- North American cover art
- Developer: Hot-B
- Publishers: NA: Vic Tokai; JP: Hot-B;
- Composer: Masaharu Iwata
- Platform: Sega Genesis/Mega Drive
- Release: NA: July 1992; JP: September 26, 1992;
- Genre: Sports
- Mode: Single-player

= King Salmon (video game) =

1992 video game

King Salmon: The Big Catch (キングサーモン) is a 1992 Sega Genesis/Mega Drive fishing video game that was developed by Hot-B and was released by Vic Tokai in North America. It was due for release in Europe by July, but the plan was cancelled.

==Gameplay==
Players participate in a big fishing derby; and spend a day catching as many king salmon as possible. Many activities of real-life fishing are included like driving the boat, assembling the lure onto the fishing rod and overcome a motley crew of fishermen at the same time.

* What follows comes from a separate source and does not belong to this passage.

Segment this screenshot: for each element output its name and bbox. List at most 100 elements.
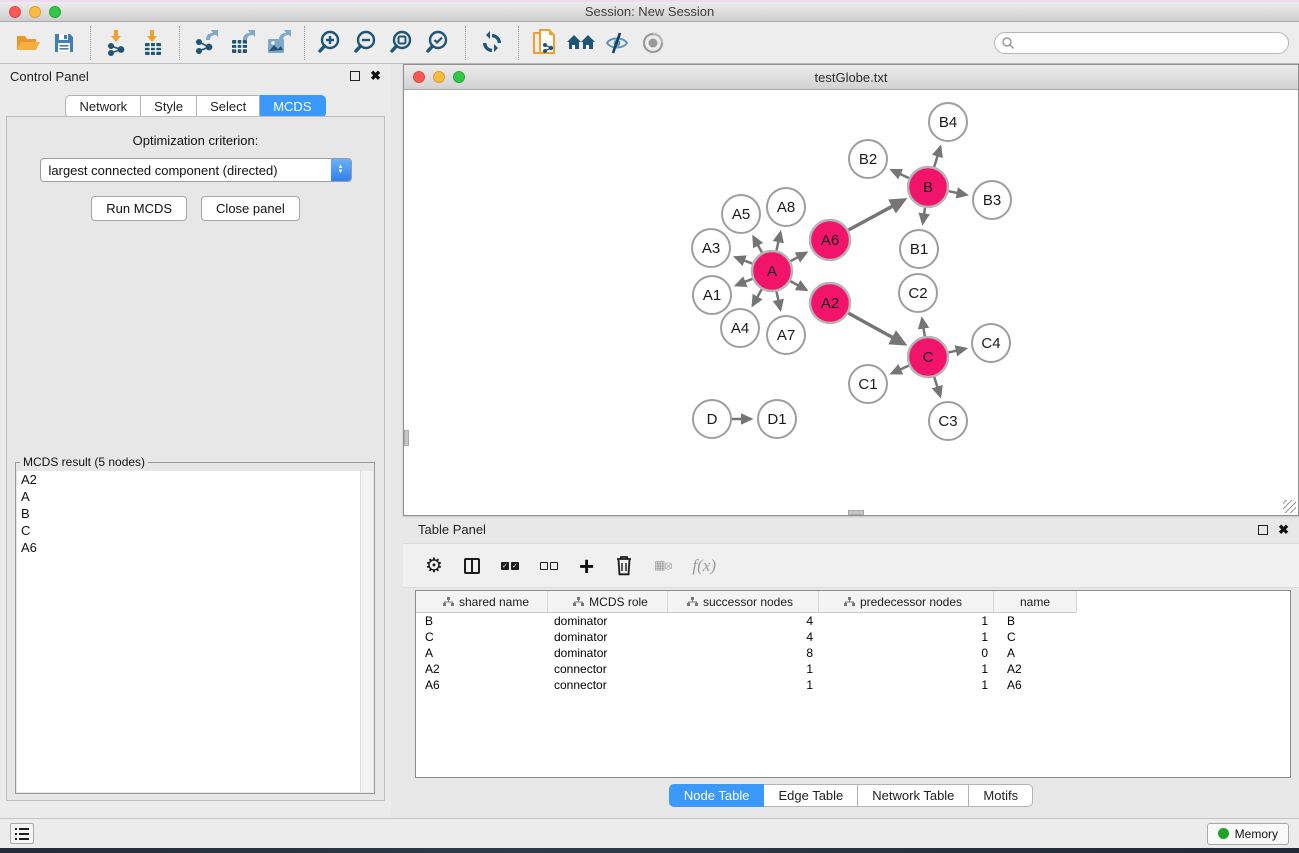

As players become successful in catching fish, they become stronger and more adept fishermen themselves. This system operates similar to a role-playing video game. Players can choose between a leisurely fishing trip that involves the aspect of fishing on a sunny afternoon or a championship mode where the game's story takes effect. One of the settings in the game is Vancouver Island; one of the places where king salmon are abundant.

Passwords allow players to resume where they left off.